Band gap optimized is the HOMO-LUMO gap here, hence why specifically Gamma-Gamma
- __call__(model, ao, hc, eri, s, gw, inp_dm, mo_occ, ogd, refDM, refGap)[source]
Forward pass to calculate the DM (sum of squared error) and gap (squared error) loss for a given molecule.
Individual molecule loss is jnp.sqrt( dmL + gapL ), where dmL = jnp.sum( (dm_pred-dm_ref)**2 ) and gapL = (gap_pred - gap_ref)**2
- Parameters:
model (xcquinox.xc.eXC) – The model to use in the predictions, here to generate DM and molecular energies
ao (jax.Array) – Atomic orbitals evaluated on a grid
hc (jax.Array) – Core Hamiltonian
eri (jax.Array) – Electron repulsion integrals
s (jax.Array) – Overlap matrices
gw (jax.Array) – Weights for the grid being used
inp_dm (jax.Array) – Initial density matrix guesses, from mf.get_init_guess(), to be used in the one-shot DM generation to produce a mixed DM to optimize against reference
mo_occ (jax.Array) – Molecular orbital occupations
ogd (tuple) – The original dimensions of the density matrix
refDM (jax.Array) – Reference density matricex from high-accuracy method (e.g., CCSD(T)).

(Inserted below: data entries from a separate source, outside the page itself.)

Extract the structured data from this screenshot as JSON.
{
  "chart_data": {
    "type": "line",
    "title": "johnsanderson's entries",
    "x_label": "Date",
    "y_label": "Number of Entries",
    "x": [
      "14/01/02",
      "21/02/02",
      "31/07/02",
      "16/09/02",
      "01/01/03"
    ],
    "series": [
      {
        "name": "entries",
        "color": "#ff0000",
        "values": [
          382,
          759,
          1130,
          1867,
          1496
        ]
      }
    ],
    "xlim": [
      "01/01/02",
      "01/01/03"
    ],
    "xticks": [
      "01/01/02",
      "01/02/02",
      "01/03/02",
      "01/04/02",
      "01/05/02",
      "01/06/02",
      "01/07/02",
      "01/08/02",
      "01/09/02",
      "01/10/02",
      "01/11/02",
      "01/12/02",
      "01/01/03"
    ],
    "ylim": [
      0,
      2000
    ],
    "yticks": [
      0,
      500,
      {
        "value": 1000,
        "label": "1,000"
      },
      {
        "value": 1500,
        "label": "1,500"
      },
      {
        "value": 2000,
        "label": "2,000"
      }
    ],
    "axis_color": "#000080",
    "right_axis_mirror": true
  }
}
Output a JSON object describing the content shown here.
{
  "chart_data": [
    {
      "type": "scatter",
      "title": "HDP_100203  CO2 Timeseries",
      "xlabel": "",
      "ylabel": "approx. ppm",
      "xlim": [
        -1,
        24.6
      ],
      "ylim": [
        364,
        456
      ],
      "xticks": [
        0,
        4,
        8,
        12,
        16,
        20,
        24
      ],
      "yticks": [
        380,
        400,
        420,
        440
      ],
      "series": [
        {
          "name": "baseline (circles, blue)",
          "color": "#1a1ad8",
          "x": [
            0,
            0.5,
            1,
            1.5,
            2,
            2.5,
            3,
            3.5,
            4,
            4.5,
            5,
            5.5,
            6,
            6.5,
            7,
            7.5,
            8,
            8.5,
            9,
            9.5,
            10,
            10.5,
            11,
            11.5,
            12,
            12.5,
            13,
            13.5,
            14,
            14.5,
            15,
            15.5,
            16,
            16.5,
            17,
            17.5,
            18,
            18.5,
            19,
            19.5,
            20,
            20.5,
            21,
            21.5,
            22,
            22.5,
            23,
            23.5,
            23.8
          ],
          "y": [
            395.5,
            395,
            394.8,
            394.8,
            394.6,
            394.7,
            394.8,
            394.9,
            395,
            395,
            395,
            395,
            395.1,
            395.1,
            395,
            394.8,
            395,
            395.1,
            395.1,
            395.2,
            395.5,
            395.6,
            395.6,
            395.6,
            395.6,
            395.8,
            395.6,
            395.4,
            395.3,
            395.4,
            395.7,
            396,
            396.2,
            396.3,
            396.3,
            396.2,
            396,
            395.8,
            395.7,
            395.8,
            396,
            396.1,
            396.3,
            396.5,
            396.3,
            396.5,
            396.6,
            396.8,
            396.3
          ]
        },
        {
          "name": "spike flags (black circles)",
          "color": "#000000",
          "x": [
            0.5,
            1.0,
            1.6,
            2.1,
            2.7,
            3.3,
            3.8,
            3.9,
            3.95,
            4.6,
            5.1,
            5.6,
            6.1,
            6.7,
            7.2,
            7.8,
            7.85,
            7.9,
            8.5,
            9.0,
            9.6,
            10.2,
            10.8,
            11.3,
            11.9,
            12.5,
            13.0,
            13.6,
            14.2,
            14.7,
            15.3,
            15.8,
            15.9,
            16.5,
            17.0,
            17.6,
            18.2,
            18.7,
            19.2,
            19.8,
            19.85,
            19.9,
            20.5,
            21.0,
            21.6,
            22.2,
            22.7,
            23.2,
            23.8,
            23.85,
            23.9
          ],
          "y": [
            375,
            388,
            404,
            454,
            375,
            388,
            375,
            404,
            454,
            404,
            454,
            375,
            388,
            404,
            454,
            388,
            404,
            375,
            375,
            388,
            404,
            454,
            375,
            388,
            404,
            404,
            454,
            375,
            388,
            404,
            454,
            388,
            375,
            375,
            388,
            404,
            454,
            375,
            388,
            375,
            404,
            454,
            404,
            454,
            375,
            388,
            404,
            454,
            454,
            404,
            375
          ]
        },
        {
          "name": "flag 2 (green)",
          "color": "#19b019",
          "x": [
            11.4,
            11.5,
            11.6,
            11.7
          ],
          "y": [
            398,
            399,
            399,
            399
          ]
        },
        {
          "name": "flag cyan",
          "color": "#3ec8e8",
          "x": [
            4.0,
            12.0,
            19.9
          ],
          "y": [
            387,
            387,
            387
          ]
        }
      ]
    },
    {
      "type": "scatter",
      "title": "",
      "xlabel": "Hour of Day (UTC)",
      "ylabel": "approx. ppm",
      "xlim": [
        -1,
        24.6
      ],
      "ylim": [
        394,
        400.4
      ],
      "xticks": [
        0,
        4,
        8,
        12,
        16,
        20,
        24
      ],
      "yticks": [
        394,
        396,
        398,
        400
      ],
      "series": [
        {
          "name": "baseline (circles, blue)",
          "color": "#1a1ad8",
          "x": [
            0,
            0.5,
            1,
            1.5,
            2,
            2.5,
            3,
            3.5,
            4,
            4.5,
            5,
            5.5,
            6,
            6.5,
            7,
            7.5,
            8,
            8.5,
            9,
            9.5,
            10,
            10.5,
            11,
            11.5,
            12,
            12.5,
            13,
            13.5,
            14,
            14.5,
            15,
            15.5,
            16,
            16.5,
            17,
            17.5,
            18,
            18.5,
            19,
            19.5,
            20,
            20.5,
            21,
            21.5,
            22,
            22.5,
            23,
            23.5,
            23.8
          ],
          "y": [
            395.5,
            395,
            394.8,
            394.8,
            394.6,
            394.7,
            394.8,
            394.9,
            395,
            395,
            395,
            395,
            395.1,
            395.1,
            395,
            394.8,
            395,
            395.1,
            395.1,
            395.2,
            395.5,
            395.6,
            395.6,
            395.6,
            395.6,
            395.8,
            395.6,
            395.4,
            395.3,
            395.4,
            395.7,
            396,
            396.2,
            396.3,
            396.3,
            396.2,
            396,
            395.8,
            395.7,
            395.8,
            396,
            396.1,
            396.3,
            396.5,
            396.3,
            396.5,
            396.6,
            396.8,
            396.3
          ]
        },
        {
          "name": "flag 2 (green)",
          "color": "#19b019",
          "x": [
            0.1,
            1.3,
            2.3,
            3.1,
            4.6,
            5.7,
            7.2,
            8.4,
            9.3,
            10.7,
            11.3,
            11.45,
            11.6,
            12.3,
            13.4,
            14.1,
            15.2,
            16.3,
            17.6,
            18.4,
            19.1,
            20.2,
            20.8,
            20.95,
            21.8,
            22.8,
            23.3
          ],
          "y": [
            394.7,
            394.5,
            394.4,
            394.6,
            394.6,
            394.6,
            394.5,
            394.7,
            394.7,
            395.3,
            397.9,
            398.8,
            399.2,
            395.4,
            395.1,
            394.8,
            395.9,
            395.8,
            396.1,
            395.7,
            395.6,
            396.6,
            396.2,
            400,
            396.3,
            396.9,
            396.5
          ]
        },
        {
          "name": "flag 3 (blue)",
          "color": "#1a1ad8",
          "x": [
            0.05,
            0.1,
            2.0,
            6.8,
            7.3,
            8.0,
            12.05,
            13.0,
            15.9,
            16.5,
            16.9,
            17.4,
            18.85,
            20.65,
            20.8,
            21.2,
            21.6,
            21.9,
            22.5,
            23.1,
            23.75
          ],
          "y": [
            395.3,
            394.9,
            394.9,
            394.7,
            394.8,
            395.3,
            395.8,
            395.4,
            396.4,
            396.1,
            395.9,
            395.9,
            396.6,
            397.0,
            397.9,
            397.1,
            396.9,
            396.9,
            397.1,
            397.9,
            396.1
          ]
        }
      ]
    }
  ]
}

refGap (jax.Array) – Reference band gap (e.g. from the Borlido 2019 dataset).
- Returns:
The molecule’s loss
- Return type:
jax.Array/scalar
7.7. The DM_Gap_Loop_loss Class
- class xcquinox.loss.DM_Gap_Loop_loss[source]
Bases:
Module- __init__()[source]
Initializer for the DM_Gap_Loop_loss, a semi-local loss calculator to optimize the one-shot density matrices and band gaps for Gamma-Gamma direct transitions for PBC structures.
Band gap optimized is the HOMO-LUMO gap here, hence why specifically Gamma-Gamma
This is a BATCH-CUMULATIVE LOSS class – it will loop over the inputs and accumulate each DM_Gap loss before the loss is returned and used for optimization
- __call__(model, aos, hcs, eris, ss, gws, inp_dms, mo_occs, ogds, refDMs, refGaps)[source]
Forward pass to calculate the DM (sum of squared error) and gap (squared error) loss across a given dataset.
Individual molecule loss is jnp.sqrt( dmL + gapL ), where dmL = jnp.sum( (dm_pred-dm_ref)**2 ) and gapL = (gap_pred - gap_ref)**2
- Parameters:
model (xcquinox.xc.eXC) – The model to use in the predictions, here to generate DM and molecular energies
aos (list of jax.Arrays) – Atomic orbitals evaluated on a grid
hcs (list of jax.Arrays) – Core Hamiltonians
eris (list of jax.Arrays) – Electron repulsion integrals
ss (list of jax.Arrays) – Overlap matrices
gws (list of jax.Arrays) – Weights for the grids being used
inp_dms (list of jax.Arrays) – Initial density matrix guesses, from mf.get_init_guess(), to be used in the one-shot DM generation to produce a mixed DM to optimize against reference
mo_occs (list of jax.Arrays) – Molecular orbital occupations
ogds (list of tuples) – The original dimensions of the density matrices
refDMs (list of jax.Arrays) – List of reference density matrices from high-accuracy method (e.g., CCSD(T)).
refGaps (list of jax.Arrays) – List of reference band gaps (e.g. from the Borlido 2019 dataset).
- Returns:
The cumulative loss across the dataset
- Return type:
jax.Array/scalar